Préoccupé de répertoire par formation (son Lac des cygnes, cadeau de Noël aux Parisiens), Noureev est largement ouvert sur le contemporain, et l'on ne peut qu'applaudir des choix chorégraphiques où William Forsythe, Martha Graham et Karole Armitage sont venus côtoyer les rétrospectives de Commedia dell'arte d'Ivo Cramer. Et puis il y a eu la reprise au palais des Sports du Songe d'une nuit d'été, franc succès populaire grâce à Patrick Dupond et confirmation du talent de John Neumeier, le seul chorégraphe aujourd'hui, avec Jiry Kilian, à assurer la relève dans la forme néo-classique.

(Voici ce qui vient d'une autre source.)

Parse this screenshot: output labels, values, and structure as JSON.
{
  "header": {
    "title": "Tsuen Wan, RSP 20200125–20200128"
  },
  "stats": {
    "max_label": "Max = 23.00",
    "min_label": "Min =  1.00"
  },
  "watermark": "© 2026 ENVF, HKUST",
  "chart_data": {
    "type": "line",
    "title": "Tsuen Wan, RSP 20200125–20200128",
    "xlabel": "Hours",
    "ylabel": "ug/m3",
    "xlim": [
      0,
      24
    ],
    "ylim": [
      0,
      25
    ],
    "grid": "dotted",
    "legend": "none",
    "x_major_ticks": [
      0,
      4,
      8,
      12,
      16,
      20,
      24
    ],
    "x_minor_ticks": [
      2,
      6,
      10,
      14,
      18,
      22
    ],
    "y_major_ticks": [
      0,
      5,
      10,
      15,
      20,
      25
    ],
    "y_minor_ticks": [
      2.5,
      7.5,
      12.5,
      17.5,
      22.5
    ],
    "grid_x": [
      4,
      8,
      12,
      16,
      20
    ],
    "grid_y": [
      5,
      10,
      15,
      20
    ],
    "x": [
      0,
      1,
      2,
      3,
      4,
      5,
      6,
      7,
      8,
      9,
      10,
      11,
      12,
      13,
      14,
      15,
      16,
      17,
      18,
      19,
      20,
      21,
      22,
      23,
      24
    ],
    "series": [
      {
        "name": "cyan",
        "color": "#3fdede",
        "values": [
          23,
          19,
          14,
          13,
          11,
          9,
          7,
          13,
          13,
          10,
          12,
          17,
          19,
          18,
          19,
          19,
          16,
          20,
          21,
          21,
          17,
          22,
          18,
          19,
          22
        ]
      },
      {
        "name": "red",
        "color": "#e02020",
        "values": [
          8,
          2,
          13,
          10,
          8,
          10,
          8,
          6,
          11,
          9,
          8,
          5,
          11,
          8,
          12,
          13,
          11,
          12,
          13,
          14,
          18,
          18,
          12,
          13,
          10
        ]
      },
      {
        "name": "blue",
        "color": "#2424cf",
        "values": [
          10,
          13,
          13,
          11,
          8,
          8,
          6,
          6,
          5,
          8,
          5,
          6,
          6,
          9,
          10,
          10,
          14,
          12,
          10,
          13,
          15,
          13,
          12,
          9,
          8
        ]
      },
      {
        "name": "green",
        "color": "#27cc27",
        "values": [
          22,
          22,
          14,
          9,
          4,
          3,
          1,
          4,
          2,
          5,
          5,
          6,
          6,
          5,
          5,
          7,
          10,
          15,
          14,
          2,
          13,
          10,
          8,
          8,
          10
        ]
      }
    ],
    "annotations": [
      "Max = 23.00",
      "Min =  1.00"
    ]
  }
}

Car, dans ce domaine, la pénurie de créateurs se fait durement sentir : Roland Petit, pris dans la préparation d'une comédie musicale pour Zizi Jeanmaire, n'a pas témoigné d'une grande inspiration cette année (mais il y a eu la reprise du Jeune Homme et la Mort, avec son créateur Jean Babilée). Quant à Maurice Béjart, qui attire toujours le grand public, il reste le spécialiste du théâtre dansé, même s'il ne se renouvelle plus dans ses thèmes. La Messe pour un temps futur, grande œuvre de l'année, marque à cet égard un net décalage entre la vision utopique et passéiste du chorégraphe et la réalité d'aujourd'hui.

Jeunes – la longue marche

La danse contemporaine tire de sa fragilité, de son caractère éphémère la capacité de se renouveler en permanence. Encore faut-il que les groupes puissent montrer leur travail et se faire connaître. Les pouvoirs publics, les programmateurs en ont pris conscience, si bien qu'un certain nombre de mesures pratiques ont été prises cette année par l'État (augmentation des subventions, aide à la création, bourses, implantations en région) et par les diffuseurs (commandes de ballets par les centres d'action culturelle, la Maison de la danse de Lyon, souvent en coproduction avec les festivals d'Avignon, Rouen, Châteauvallon, Carpentras et Aix). Une première biennale consacrée à la danse a été organisée par la ville de Lyon durant tout le mois de juin. Enfin, un Théâtre contemporain de la danse, financé par le ministère de la Culture, a été inauguré à Paris, le 26 septembre 1984. Hébergé par le Théâtre de Paris, constitué en association et dirigé par Christian Tamet, il offre aux jeunes compagnies, dans des conditions intéressantes, une salle de 1 000 places en état de marche, ainsi que la disposition de studios de répétition à la Ménagerie de verre. Cent représentations sont prévues par an. Ce n'est pas encore la Maison de la danse idéale, mais un instrument qui devrait permettre aux chorégraphes de se produire et d'avoir accès au marché parisien.